HOME > 学部・学科紹介 > 履修科目一覧 > 講義概要
学部・学科紹介

講義概要

科 目 名 開講年次 開講期 単位数
統計・定量分析手法(読替:情報処理Ⅲ) 2 後期 2
担 当 者 名(ふりがな) 科目区分 全学共通・選択必修
(のぐち よしかず) 学生との連絡方法:
授業支援システム:ユニプルーブ(イッツクラス)を活用します。または、授業の初回時に連絡します。
野口 佳一
授業の目標 - 到達目標-
 データ分析で用いる多変量解析の基本的な考え方と代表的なモデルについて学習することを目標としています。
科目の位置づけ - この専門分野の領域-
 互いに関連した複数個の観測項目のデータから、項目間の関係を検討するための統計的考え方や手法について学習します。
授業の内容・講義手法の概要
 授業前半は、参考資料を用いて基本概念や操作方法の解説を中心に行い、後半は例題や練習問題を中心に行います。また、ユニプルーブを通じて、参考資料や課題(授業時間外に行う)を適宜提示します。ユニプルーブには常に注意を払うようにしてください。
授業の方法
 講義及び演習
授業計画
1.
ガイダンス
2.
基礎統計から多変量解析へ(多変量解析とは、多変量解析の分類)
3.
分散分析1(分散分析の考え方と手法)
4.
分散分析2(統計ソフトによる分散分析)
5.
回帰分析1(回帰分析の考え方と手法)
6.
回帰分析2(統計ソフトによる単回帰分析・重回帰分析)
7.
回帰分析3(統計ソフトによる回帰分析の検定・評価)
8.
まとめ及び演習
9.
因子分析1(因子分析の考え方と手法)
10.
因子分析2(統計ソフトによる因子分析)
11.
判別分析1(判別分析の考え方と手法)
12.
判別分析2(統計ソフトによる判別分析)
13.
クラスター分析1(クラスター分析の考え方と手法)
14.
クラスター分析2(統計ソフトによるクラスター分析)
15.
まとめ及び総合演習
成績評価の方法・基準
 受講態度・参加度(30%)、課題・レポート(70%)によって、総合的に評価します。

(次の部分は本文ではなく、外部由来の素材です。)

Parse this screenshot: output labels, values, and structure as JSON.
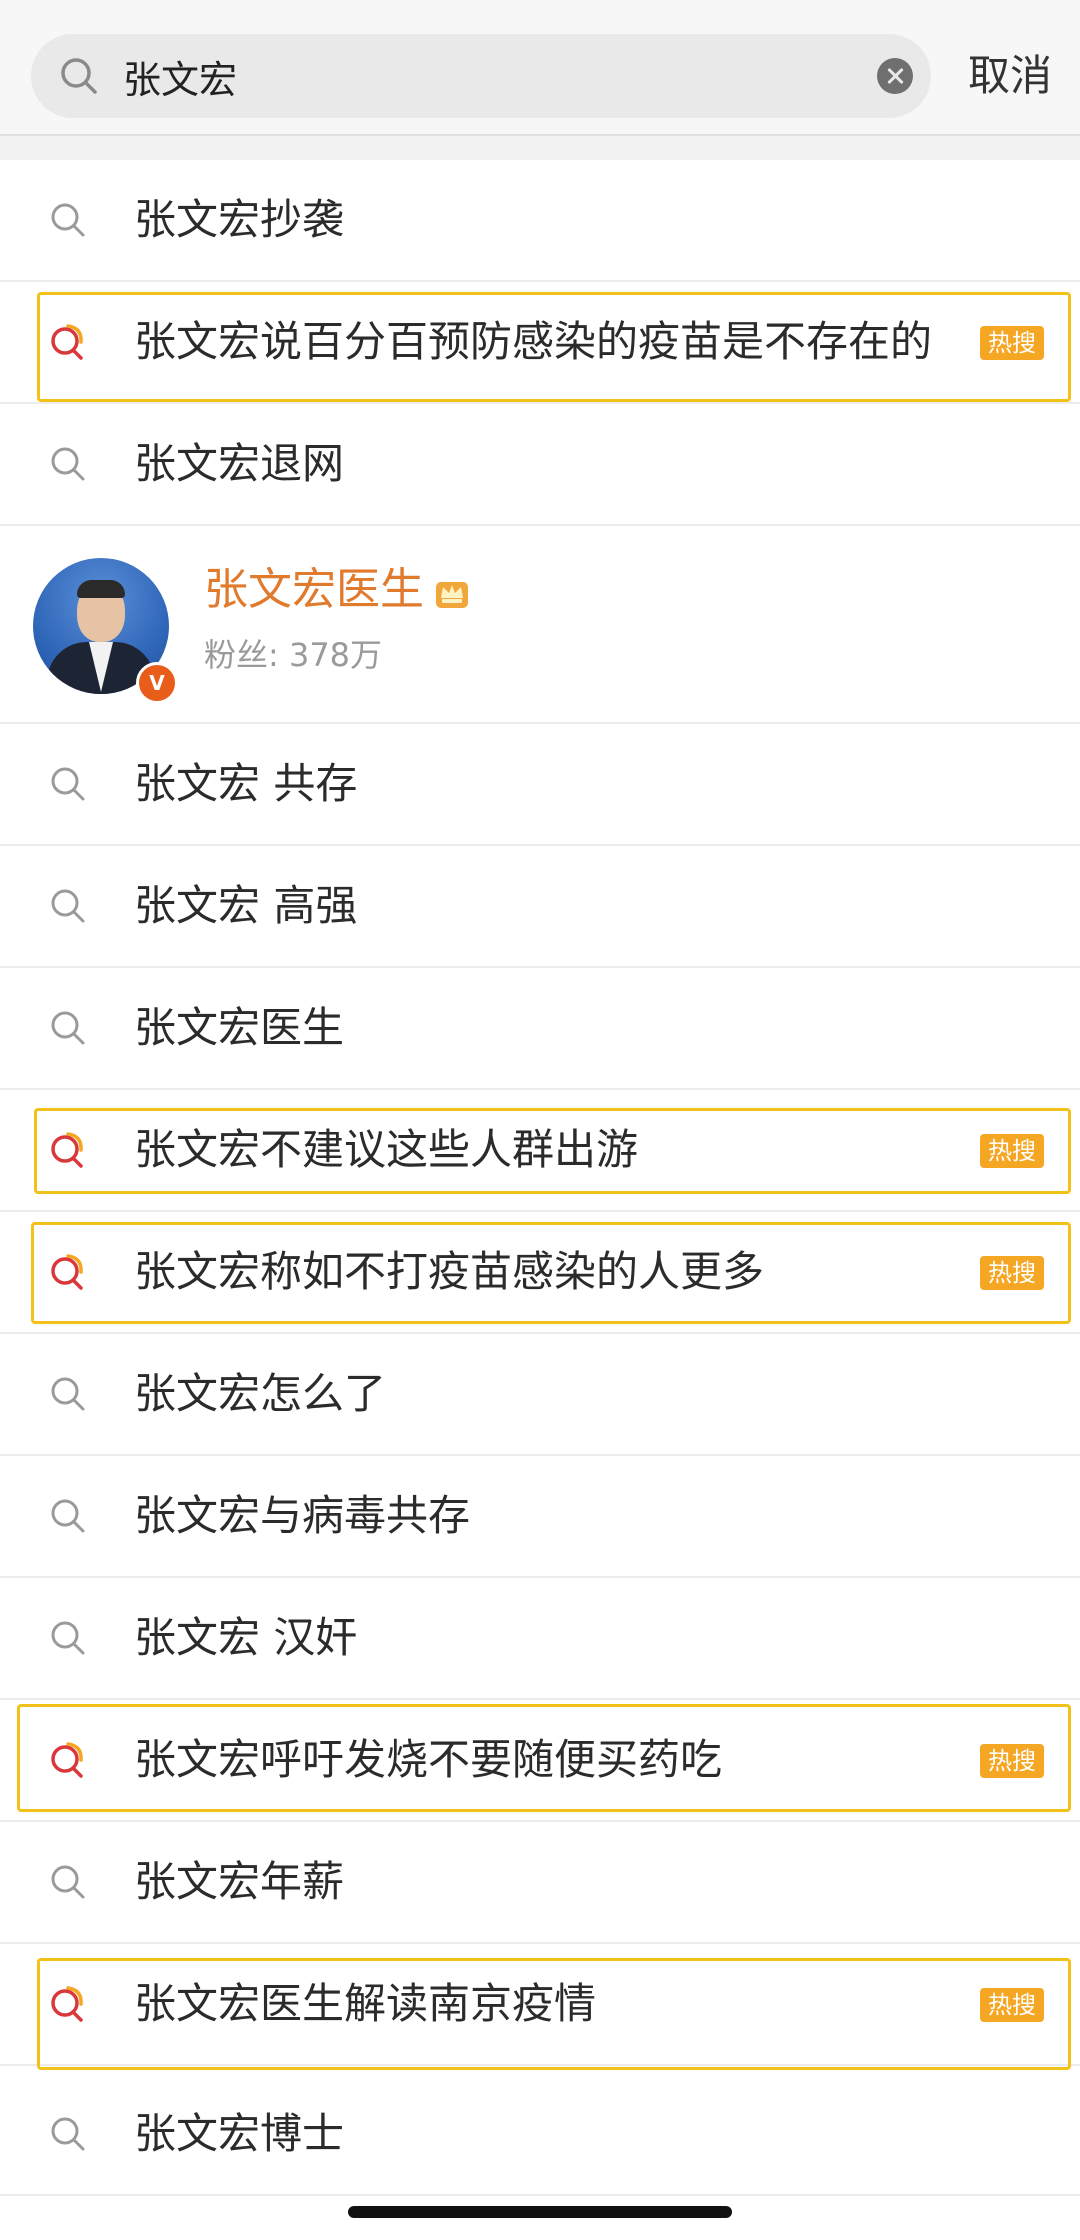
{
  "search": {
    "query": "张文宏",
    "cancel_label": "取消"
  },
  "profile": {
    "name": "张文宏医生",
    "fans": "粉丝: 378万",
    "verified_badge": "V"
  },
  "hot_badge_label": "热搜",
  "suggestions": [
    {
      "text": "张文宏抄袭",
      "hot": false
    },
    {
      "text": "张文宏说百分百预防感染的疫苗是不存在的",
      "hot": true
    },
    {
      "text": "张文宏退网",
      "hot": false
    },
    {
      "text": "张文宏 共存",
      "hot": false
    },
    {
      "text": "张文宏 高强",
      "hot": false
    },
    {
      "text": "张文宏医生",
      "hot": false
    },
    {
      "text": "张文宏不建议这些人群出游",
      "hot": true
    },
    {
      "text": "张文宏称如不打疫苗感染的人更多",
      "hot": true
    },
    {
      "text": "张文宏怎么了",
      "hot": false
    },
    {
      "text": "张文宏与病毒共存",
      "hot": false
    },
    {
      "text": "张文宏 汉奸",
      "hot": false
    },
    {
      "text": "张文宏呼吁发烧不要随便买药吃",
      "hot": true
    },
    {
      "text": "张文宏年薪",
      "hot": false
    },
    {
      "text": "张文宏医生解读南京疫情",
      "hot": true
    },
    {
      "text": "张文宏博士",
      "hot": false
    }
  ],
  "colors": {
    "accent": "#e07a2c",
    "hot_badge": "#f5a623",
    "highlight_border": "#f2c21b",
    "hot_icon": "#d9383a"
  }
}
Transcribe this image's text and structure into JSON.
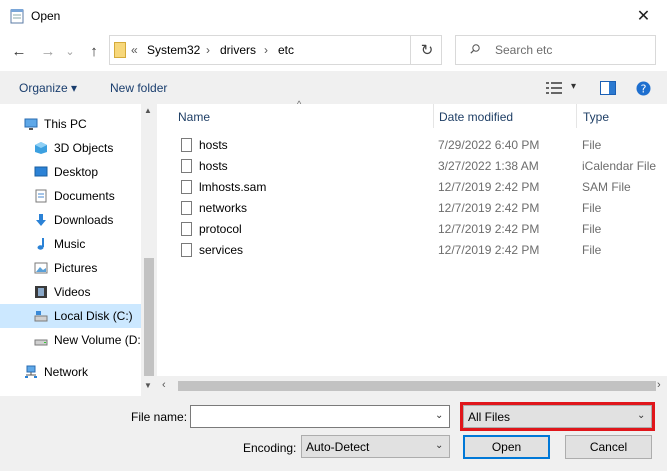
{
  "window": {
    "title": "Open",
    "close_glyph": "✕"
  },
  "nav": {
    "back_glyph": "←",
    "forward_glyph": "→",
    "recent_glyph": "⌄",
    "up_glyph": "↑",
    "refresh_glyph": "↻"
  },
  "address": {
    "overflow": "«",
    "crumbs": [
      "System32",
      "drivers",
      "etc"
    ],
    "separator": "›"
  },
  "search": {
    "placeholder": "Search etc"
  },
  "toolbar": {
    "organize": "Organize ▾",
    "new_folder": "New folder",
    "view_arrow": "▾"
  },
  "sidebar": {
    "items": [
      {
        "label": "This PC",
        "icon": "monitor-icon"
      },
      {
        "label": "3D Objects",
        "icon": "cube-icon"
      },
      {
        "label": "Desktop",
        "icon": "desktop-icon"
      },
      {
        "label": "Documents",
        "icon": "documents-icon"
      },
      {
        "label": "Downloads",
        "icon": "download-icon"
      },
      {
        "label": "Music",
        "icon": "music-icon"
      },
      {
        "label": "Pictures",
        "icon": "pictures-icon"
      },
      {
        "label": "Videos",
        "icon": "videos-icon"
      },
      {
        "label": "Local Disk (C:)",
        "icon": "drive-icon"
      },
      {
        "label": "New Volume (D:",
        "icon": "drive-icon"
      },
      {
        "label": "Network",
        "icon": "network-icon"
      }
    ]
  },
  "columns": {
    "name": "Name",
    "date": "Date modified",
    "type": "Type"
  },
  "files": [
    {
      "name": "hosts",
      "date": "7/29/2022 6:40 PM",
      "type": "File"
    },
    {
      "name": "hosts",
      "date": "3/27/2022 1:38 AM",
      "type": "iCalendar File"
    },
    {
      "name": "lmhosts.sam",
      "date": "12/7/2019 2:42 PM",
      "type": "SAM File"
    },
    {
      "name": "networks",
      "date": "12/7/2019 2:42 PM",
      "type": "File"
    },
    {
      "name": "protocol",
      "date": "12/7/2019 2:42 PM",
      "type": "File"
    },
    {
      "name": "services",
      "date": "12/7/2019 2:42 PM",
      "type": "File"
    }
  ],
  "bottom": {
    "filename_label": "File name:",
    "filename_value": "",
    "filetype_value": "All Files",
    "encoding_label": "Encoding:",
    "encoding_value": "Auto-Detect",
    "open_label": "Open",
    "cancel_label": "Cancel"
  },
  "colors": {
    "highlight": "#e0161b",
    "selection": "#cce8ff",
    "accent": "#0078d7"
  }
}
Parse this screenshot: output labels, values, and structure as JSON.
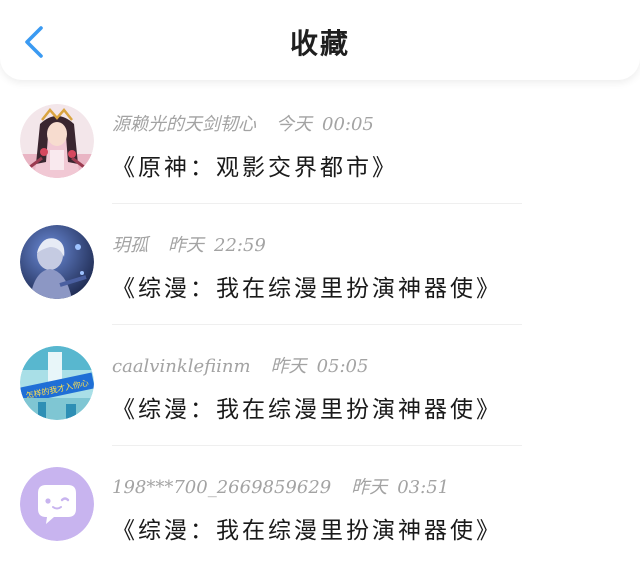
{
  "header": {
    "title": "收藏",
    "back_icon": "chevron-left-icon",
    "accent_color": "#3a9af2"
  },
  "favorites": [
    {
      "user": "源赖光的天剑韧心",
      "day": "今天",
      "time": "00:05",
      "book_title": "《原神：观影交界都市》",
      "avatar": "anime-character-avatar"
    },
    {
      "user": "玥孤",
      "day": "昨天",
      "time": "22:59",
      "book_title": "《综漫：我在综漫里扮演神器使》",
      "avatar": "dark-blue-character-avatar"
    },
    {
      "user": "caalvinklefiinm",
      "day": "昨天",
      "time": "05:05",
      "book_title": "《综漫：我在综漫里扮演神器使》",
      "avatar": "banner-photo-avatar",
      "avatar_text": "怎样的我才入你心"
    },
    {
      "user": "198***700_2669859629",
      "day": "昨天",
      "time": "03:51",
      "book_title": "《综漫：我在综漫里扮演神器使》",
      "avatar": "chat-bubble-avatar",
      "avatar_color": "#c8b4ef"
    }
  ]
}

 課題及びレポートは、必ずすべて提出してください(未提出の場合は不合格となります)。
指定教科書、参考文献など
 必要に応じて参考資料を配布します。
履修上の留意点
 コンピュータを利用した演習を伴いますので授業に欠席しないようにしてください。欠席すると次回から内容が理解できなくなります。
 情報処理Ⅰ、情報処理Ⅱを履修し単位を取得していることを前提に授業を行いますので、未履修の場合は予め勉強しておいてください。
事前準備学習・その他
 事前に配布資料を精読しておいてください。また、復習のため課題を課しますので指示に従って提出してください。